Is there a searchable database of mathematical objects that you can search by property?

Question

For example, I could search for functions that are continuous, but that don't have differentiability, and come up with a continuous non-differentiable function. Or a smooth but non-analytical function. Or an commutative monoid without inverses. Or a compact topological space that is countable.

In cases where the object has been proven or conjectured to not exist, it could bring up the theorem or conjecture that states so. For example, if I search for differentiable non-continuous functions, it would bring up this theorem perhaps.

Does such a thing (or something close to it) exist?

Answer 1

This database exists and is called the web.
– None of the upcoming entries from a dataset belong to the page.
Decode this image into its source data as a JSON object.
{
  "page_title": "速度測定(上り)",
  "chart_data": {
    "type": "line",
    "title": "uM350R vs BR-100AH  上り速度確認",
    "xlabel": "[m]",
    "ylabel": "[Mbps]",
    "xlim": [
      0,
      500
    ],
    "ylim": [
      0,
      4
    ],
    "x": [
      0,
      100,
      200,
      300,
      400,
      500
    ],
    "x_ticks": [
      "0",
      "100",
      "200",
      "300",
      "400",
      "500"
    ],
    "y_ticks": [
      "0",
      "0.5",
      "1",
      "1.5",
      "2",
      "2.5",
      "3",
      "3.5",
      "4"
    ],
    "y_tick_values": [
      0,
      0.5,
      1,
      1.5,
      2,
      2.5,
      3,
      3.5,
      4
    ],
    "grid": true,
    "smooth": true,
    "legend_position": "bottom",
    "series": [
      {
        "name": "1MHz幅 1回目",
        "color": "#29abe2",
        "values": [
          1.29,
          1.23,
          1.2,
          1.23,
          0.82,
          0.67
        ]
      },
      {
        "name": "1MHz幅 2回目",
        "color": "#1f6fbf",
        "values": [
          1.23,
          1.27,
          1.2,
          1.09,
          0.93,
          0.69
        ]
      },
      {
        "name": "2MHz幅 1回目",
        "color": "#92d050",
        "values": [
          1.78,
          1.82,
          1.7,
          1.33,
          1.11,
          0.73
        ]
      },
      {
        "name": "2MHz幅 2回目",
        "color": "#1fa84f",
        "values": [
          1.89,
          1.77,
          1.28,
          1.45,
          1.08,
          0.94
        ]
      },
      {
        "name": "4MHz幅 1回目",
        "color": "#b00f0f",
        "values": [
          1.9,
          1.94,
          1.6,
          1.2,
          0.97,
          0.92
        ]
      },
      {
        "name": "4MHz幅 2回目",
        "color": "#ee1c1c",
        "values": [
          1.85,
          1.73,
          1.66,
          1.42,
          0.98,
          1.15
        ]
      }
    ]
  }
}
Googling

1. Continuous non-differentiable function leads to Weierstrass function:

In mathematics, the Weierstrass function is an example of a pathological real-valued function on the real line. The function has the property of being continuous everywhere but differentiable nowhere.

2. Smooth but non-analytical function leads to Non-analytic smooth function, where you can find several detailed examples.

3. Countable compact topological space leads to Countable compact spaces as ordinals, a beautiful answer on this site.

Theorem 4. Every countable compact Hausdorff space is homeomorphic to some well-ordered set with the order topology.

4. I have to confess that Commutative monoid without inverses does not give a direct link, probably because $0$ is always its own inverse. But $(\mathbb{N}, +, 0)$ is a standard example of a commutative monoid in which no nonzero element has an inverse.